Annelies – The Anne Frank Oratorio

Annelies – The Anne Frank Oratorio [Adapted from The Dairy of Anne Frank by Melanie Challenger] [World premiere]

Louise Kateck (soprano)

Choir of Clare College, Cambridge

Royal Philharmonic Orchestra
Leonard Slatkin

0 of 5 stars

Reviewed by: Josh Meggitt

Reviewed: 5 April, 2005
Venue: Cadogan Hall, London

A project initiated by librettist Melanie Challenger, “Annelies: The Anne Frank Oratorio” is, surprisingly, the first artistic work, in any medium, to use Anne Frank’s own words (presumably Michael Tilson Thomas’s Anne Frank-related piece doesn’t?). Commissioned to commemorate those who suffered in the Holocaust, and coinciding with the anniversary of the liberation of the Bergen-Belsen concentration camp, extracts of the work were first performed in January 2005 to dignitaries and 500 Holocaust survivors. Challenger was determined that the music should be capable of moving both adults and children alike, and free of pretension or self-congratulation: “There is no room for ego in a work whose subject matter is the Holocaust, and James is the most generous and sensitive of composers”. Judging from the reception awarded this first complete performance, Challenger’s decision was a wise one.

Whitbourn possesses a strong understanding of orchestral colour, using his orchestral means to vividly evoke both the light and shade of Anne’s world. Divided into 14 section, “Annelies” (Annelies Marie Frank) charts a cinematic course over its 75 minutes helped along by frequent orchestral passages that strongly point to Hollywood film music, and the huge projection of a smiling Anne Frank above the orchestra further emphasised the filmic nature of the concert.

The concert began with London schoolchildren reading extracts from the Diary followed by some touching words from Buddy Elias, Anne Frank’s cousin, and an account of the taking of Bergen-Belsen by Major Dick Williams; he emphasised the horrors experienced by Anne Frank. Whitbourn’s ‘Prelude’ began with a rich, melodious flurry of strings and horns into which the choir joined with wordless chant. For ‘The Capture Foretold’, Louise Kateck took the stage as Anne Frank, looking very much the part, her piano-accompanied voice creating a fragile and poignant counterpoint to the strength of the orchestra. As these forces took over, Kateck sat meekly at a small wooden school desk, her pitiful figure omnipresent through ‘stirring’ orchestral passages, sombre choral movements and almost frightening shifts in dynamics and tempo.

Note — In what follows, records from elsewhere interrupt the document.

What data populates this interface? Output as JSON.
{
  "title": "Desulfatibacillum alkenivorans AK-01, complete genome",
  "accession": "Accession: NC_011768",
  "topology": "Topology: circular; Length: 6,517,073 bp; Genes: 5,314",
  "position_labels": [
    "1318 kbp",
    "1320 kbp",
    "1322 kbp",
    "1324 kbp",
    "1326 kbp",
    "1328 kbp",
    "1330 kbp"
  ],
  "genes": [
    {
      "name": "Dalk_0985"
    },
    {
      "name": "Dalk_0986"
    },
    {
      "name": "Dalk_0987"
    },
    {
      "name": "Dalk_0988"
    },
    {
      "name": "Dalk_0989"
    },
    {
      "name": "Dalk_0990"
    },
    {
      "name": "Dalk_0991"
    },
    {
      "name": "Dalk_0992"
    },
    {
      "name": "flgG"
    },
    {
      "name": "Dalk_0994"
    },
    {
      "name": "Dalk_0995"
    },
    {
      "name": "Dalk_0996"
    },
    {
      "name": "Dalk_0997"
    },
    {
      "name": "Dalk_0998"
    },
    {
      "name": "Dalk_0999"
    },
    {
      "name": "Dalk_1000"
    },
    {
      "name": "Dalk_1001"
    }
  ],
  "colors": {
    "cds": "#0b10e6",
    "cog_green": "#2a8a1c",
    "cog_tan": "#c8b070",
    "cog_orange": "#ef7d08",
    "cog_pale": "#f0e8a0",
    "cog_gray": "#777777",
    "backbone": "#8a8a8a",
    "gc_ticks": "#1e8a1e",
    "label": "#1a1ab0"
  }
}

Kateck was mesmerising and moving, commanding through her characterisation, her voice beautiful but weakly so, and the choir was commendable. There were moments of notable orchestration, Whitbourn’s handling of percussion being particularly engaging and his writing for oboe, piano and violin also stood out. Leonard Slatkin’s command of the material was exemplary, and the Royal Philharmonic was admirable. Some of the invention dragged, but Challenger and Whitbourn have created a strong and poignant work that delivers on Anne Frank’s wish: “to be useful … to all people, even those I’ve never met.”